Коншин вышел в приемную и через открытую дверь увидел взволнованные лица Левенштейна, Ордынцевой, кого-то еще — собрался почти весь отдел.
— Ну как? Что решили?
— Они пошли навстречу нам и решили восстановить отдел.
— А как же насчет перевода?
— Надеюсь, вы согласитесь со мной, что формально не существующий отдел никуда переведен быть не может? — нервно смеясь, спросил Коншин. — Поехали ко мне, расскажу.
— Ты понимаешь, я никак не мог трезво оценить то, что случилось. Они приехали ко мне, я рассказал о президиуме, и Ордынцева оценила меня однозначно: «Вы не выдержали. Президиум выдал нас на расправу Врубову, он теперь всех сожрет, и сопротивляться поздно. Второй раз заявление об уходе подавать нельзя — это смешно. Второй раз вся Москва за вас заступаться не будет». Ты знаешь, это состояние, когда внутри все опускается, и все безразлично, и не хочется жить! Но я подумал о тебе: что сказала бы Маша?
— Обними меня. Вот так. Теперь продолжай.
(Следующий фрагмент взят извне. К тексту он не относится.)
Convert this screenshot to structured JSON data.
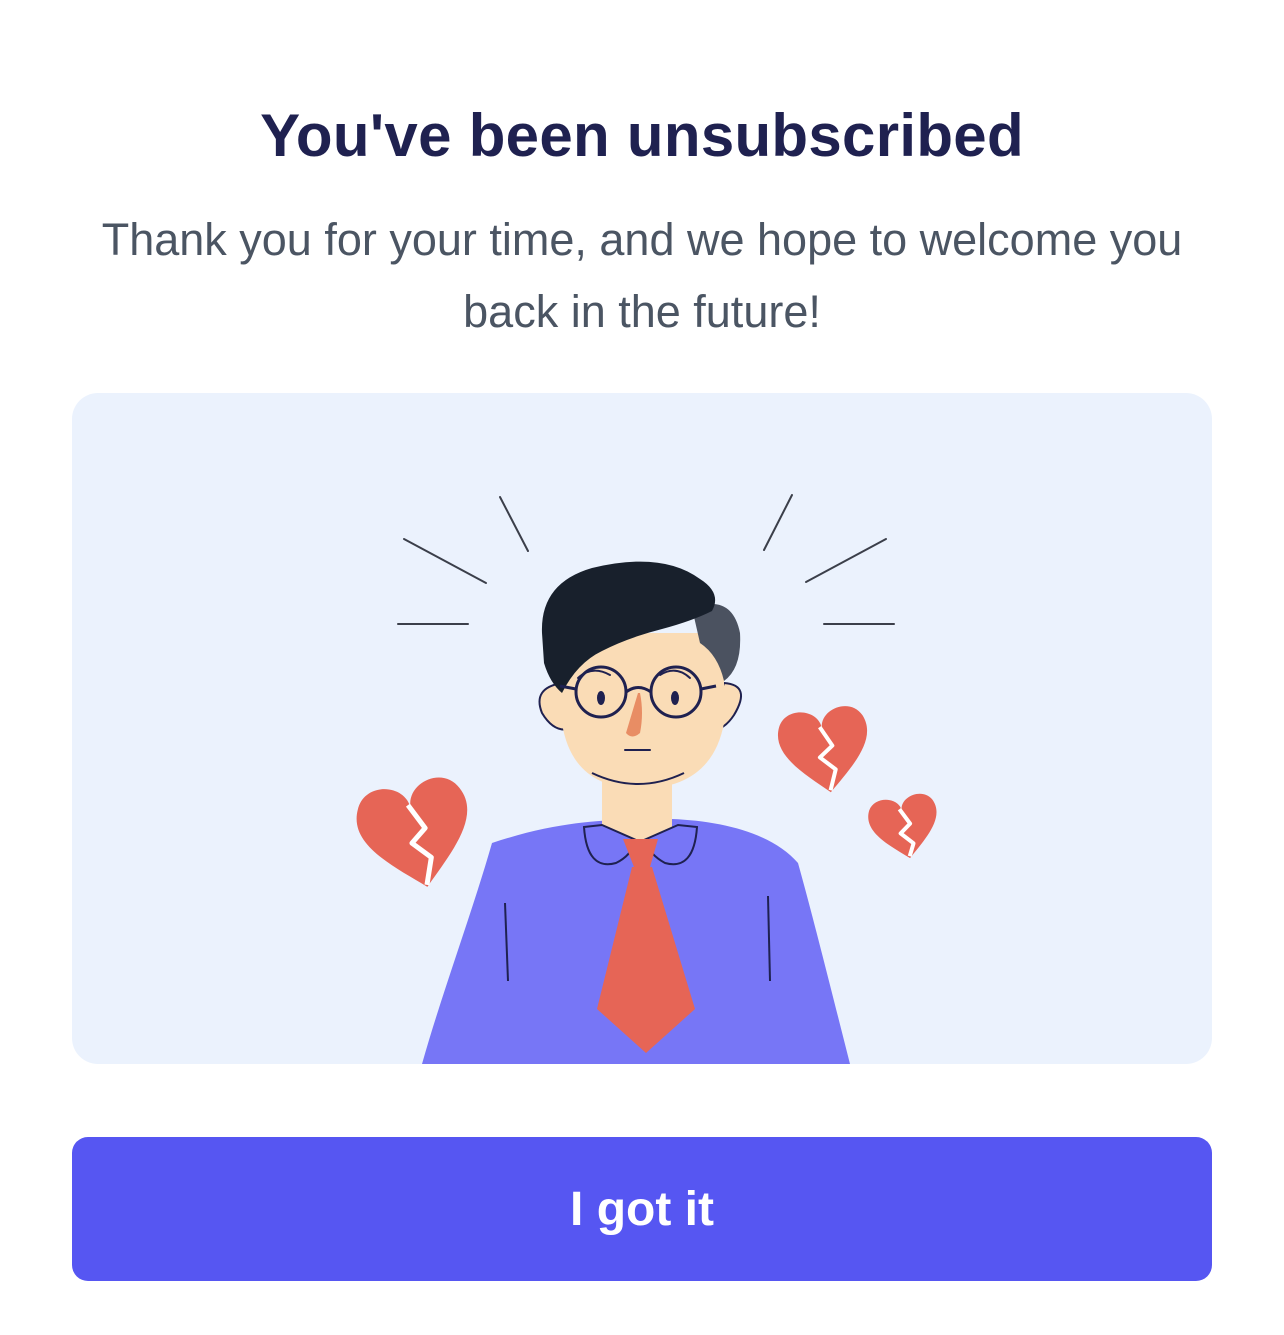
{
  "dialog": {
    "title": "You've been unsubscribed",
    "message": "Thank you for your time, and we hope to welcome you back in the future!",
    "illustration_icon": "sad-man-broken-hearts-illustration",
    "confirm_label": "I got it"
  },
  "colors": {
    "title": "#1f2150",
    "message": "#4b5563",
    "illustration_bg": "#ebf2fd",
    "button_bg": "#5656f2",
    "button_text": "#ffffff",
    "shirt": "#7776f6",
    "tie": "#e66556",
    "hearts": "#e66556",
    "skin": "#fadcb6",
    "hair": "#18202c"
  }
}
— Левенштейн и Володя Кабанов стали спорить с Марией Игнатьевной, но в конце концов и Левенштейн сказал: «Отдел восстановили, а возможность провалить на конкурсе любого из нас подтвердили. Но ты все равно ничего сделать не мог. Формально президиум прав. Отдел упразднен, стало быть, перевести его невозможно». Я слушал и думал: «Нет, я виноват. Я не выдержал. Когда Кржевский сказал: «Вы свободны», я не должен был уходить. Мне помешала моя проклятая вежливость, я не в силах был кричать на старых усталых людей. А нужно было устроить скандал». Я думал: «Маша сказала, что скандал — это вещь». Потом, когда я вернулся домой, пришли мальчики, которых Врубов прислал в отдел, и один сказал: «Петр Андреевич, считаем своим долгом заявить, что мы всецело за вас». И оказалось, что приехали многие, но не решаются войти, не зная, в каком я состоянии. Я выбежал к ним, позвал и с той минуты почувствовал, что, хотя ничего хорошего не произошло, меня вроде бы никто не винит. Когда я рассказывал, мне смертельно хотелось только одного: чтобы они сказали, что ничего большего я сделать не мог. Почти невозможно было объяснить, что мне мешала вежливость, и я боялся, что как раз это го-то и не поймут. Но, кажется, заметили и поняли, только одна Мария Игнатьевна фыркнула: «Жаль, что там меня не было». Потом начался разговор, в котором все, хотя и по-разному, согласились, что ничего большего я сделать не мог. Конечно, жизнь будет теперь нелегкой. Врубов найдет возможность отплатить, но к трудностям не привыкать, они были и будут. Но потом, когда все разошлись, я почувствовал, что схожу с ума. Предал я их или нет? Была ли возможность переломить ход президиума? Я не мог оставаться один, хотел позвонить тебе, но было три часа ночи, а я знал, что завтра у тебя трудный день. Пошел в ванную, посмотрел на себя в зеркало и, ты знаешь, удивился: таким я себя еще никогда не видел... Ну хватит об этом. Еще ничего не кончилось. Поговорим о другом.